Locked Azure Virtual Machine Cloud resource Medium This is a virtual machine that is safeguarded by a lock. Locks are used to protect assets from deletion and modifications. Usually, administrators use locks to safeguard critical cloud assets in their environment, and to protect them from accidental deletion and unauthorized modifications.
Azure Virtual Machine with High Availability and Performance Cloud resource Low This rule applies to Azure virtual machines that use premium Azure storage and are configured with an availability set. Premium storage is used for machines with high performance requirements, such as production workloads. Availability sets improve resilience and are often indicated for business critical VMs that need high availability.
Immutable Azure Storage Cloud resource Medium This rule applies to Azure storage accounts that have immutability support enabled. Immutability stores business data in a write once read many (WORM) state, and usually indicates that the storage account holds critical or sensitive data that must be protected from modification.
Immutable and Locked Azure Storage Cloud resource High This rule applies to Azure storage accounts that have immutability support enabled with a locked policy. Immutability stores business data in a write once read many (WORM). Data protection is increased with a locked policy to ensure that data can’t be deleted or its retention time shortened. These settings usually indicate that the storage account holds critical or sensitive data that must be protected from modification or deletion. Data might also need to align with compliance policies for data protection.
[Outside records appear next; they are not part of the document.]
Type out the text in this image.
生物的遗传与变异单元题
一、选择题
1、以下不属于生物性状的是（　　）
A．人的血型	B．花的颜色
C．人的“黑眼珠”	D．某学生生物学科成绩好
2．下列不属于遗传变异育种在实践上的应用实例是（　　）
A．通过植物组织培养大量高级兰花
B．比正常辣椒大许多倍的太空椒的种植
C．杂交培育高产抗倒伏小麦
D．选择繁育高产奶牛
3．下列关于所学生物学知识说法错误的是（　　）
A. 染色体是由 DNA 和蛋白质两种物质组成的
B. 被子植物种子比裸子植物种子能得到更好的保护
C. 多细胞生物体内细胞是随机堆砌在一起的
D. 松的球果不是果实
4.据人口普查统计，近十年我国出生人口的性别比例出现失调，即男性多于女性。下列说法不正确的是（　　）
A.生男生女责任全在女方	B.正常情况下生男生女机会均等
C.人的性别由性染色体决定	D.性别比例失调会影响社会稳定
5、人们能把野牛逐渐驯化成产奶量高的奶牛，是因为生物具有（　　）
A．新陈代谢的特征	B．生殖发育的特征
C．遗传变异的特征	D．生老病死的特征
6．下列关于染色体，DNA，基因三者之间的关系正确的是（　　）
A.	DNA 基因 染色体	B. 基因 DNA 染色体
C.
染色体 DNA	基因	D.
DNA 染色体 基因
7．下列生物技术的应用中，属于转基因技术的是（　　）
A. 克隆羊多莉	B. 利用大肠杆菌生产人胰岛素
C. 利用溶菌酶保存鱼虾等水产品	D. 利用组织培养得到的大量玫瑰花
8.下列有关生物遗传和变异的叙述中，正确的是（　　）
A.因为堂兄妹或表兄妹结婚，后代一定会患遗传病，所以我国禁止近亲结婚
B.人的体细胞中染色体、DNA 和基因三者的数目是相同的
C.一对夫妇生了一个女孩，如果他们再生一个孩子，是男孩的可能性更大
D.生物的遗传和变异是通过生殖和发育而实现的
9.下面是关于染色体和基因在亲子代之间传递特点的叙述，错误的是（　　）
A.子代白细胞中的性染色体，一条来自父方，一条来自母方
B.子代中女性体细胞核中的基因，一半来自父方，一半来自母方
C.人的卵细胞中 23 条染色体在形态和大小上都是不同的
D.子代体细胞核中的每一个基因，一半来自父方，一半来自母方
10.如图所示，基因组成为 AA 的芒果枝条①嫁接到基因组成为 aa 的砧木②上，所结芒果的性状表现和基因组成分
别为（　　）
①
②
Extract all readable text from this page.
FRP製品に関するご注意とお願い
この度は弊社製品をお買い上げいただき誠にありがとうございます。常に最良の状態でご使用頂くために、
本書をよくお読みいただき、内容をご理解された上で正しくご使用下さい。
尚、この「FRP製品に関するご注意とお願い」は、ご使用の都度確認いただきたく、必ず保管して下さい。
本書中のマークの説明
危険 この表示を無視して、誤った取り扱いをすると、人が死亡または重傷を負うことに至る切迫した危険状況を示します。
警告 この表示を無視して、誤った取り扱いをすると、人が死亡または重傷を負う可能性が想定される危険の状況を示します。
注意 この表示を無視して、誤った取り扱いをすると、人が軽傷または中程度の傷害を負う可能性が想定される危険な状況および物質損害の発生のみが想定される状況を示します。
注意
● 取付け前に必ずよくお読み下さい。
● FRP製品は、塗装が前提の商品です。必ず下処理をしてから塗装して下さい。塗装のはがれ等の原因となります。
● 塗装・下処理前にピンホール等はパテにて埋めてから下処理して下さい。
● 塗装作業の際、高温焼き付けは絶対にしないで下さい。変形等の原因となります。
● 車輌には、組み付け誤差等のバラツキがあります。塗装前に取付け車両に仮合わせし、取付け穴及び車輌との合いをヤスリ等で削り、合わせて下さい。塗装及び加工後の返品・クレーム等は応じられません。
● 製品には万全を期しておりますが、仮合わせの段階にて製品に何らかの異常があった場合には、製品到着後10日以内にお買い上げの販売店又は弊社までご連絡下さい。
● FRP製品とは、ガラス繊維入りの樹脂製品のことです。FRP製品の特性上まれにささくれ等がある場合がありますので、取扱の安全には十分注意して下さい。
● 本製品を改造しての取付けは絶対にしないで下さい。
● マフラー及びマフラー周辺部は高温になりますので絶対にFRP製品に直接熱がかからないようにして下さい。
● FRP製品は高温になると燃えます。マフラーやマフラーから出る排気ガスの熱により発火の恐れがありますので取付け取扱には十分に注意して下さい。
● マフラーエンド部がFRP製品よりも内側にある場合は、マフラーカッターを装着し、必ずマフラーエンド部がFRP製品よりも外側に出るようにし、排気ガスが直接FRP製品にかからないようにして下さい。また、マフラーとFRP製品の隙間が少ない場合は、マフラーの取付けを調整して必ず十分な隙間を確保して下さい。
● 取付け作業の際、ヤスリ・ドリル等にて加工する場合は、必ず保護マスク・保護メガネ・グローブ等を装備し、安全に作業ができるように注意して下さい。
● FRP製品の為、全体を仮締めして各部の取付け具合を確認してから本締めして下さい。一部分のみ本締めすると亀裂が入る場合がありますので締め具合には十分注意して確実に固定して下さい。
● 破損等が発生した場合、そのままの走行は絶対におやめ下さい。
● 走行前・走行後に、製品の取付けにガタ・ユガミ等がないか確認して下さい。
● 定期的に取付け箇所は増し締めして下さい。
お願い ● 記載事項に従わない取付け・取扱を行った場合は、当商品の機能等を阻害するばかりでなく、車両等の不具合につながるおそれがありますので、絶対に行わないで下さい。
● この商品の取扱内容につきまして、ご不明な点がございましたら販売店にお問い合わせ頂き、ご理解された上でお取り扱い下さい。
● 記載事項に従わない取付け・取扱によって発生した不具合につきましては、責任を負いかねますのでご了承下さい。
Azure Virtual Machine with a Critical User Signed In Cloud resource High This rule applies to virtual machines protected by Defender for Endpoint, where a user with a high or very high criticality level is signed in. The signed-in user can be through a joined or registered device, an active browser session, or other means.
Azure Key Vaults with Many Connected Identities Cloud resource High This rule identifies Key Vaults that can be accessed by a large number of identities, compared to other Key Vaults. This often indicates that the Key Vault is used by critical workloads, such as production services.
Locked Azure Kubernetes Service cluster Cloud resource Low This is an Azure Kubernetes Service cluster that is safeguarded by a lock. Locks are used to protect assets from deletion and modifications. Usually, administrators use locks to safeguard critical cloud assets in their environment, and to protect them from accidental deletion and unauthorized modifications.
Premium tier Azure Kubernetes Service cluster Cloud resource High This rule applies to Azure Kubernetes Service clusters with premium tier cluster management. Premium tiers are recommended for running production or mission-critical workloads that need high availability and reliability.
Azure Kubernetes Service cluster with multiple nodes Cloud resource High This rule applies to Azure Kubernetes Service clusters with a large number of nodes. This often indicates that the cluster is used for critical workloads, such as production workloads.
Azure Arc Kubernetes cluster with multiple nodes Cloud Resource High This rule applies to Azure Arc Kubernetes clusters with a large number of nodes. This often indicates that the cluster is used for critical workloads, such as production workloads.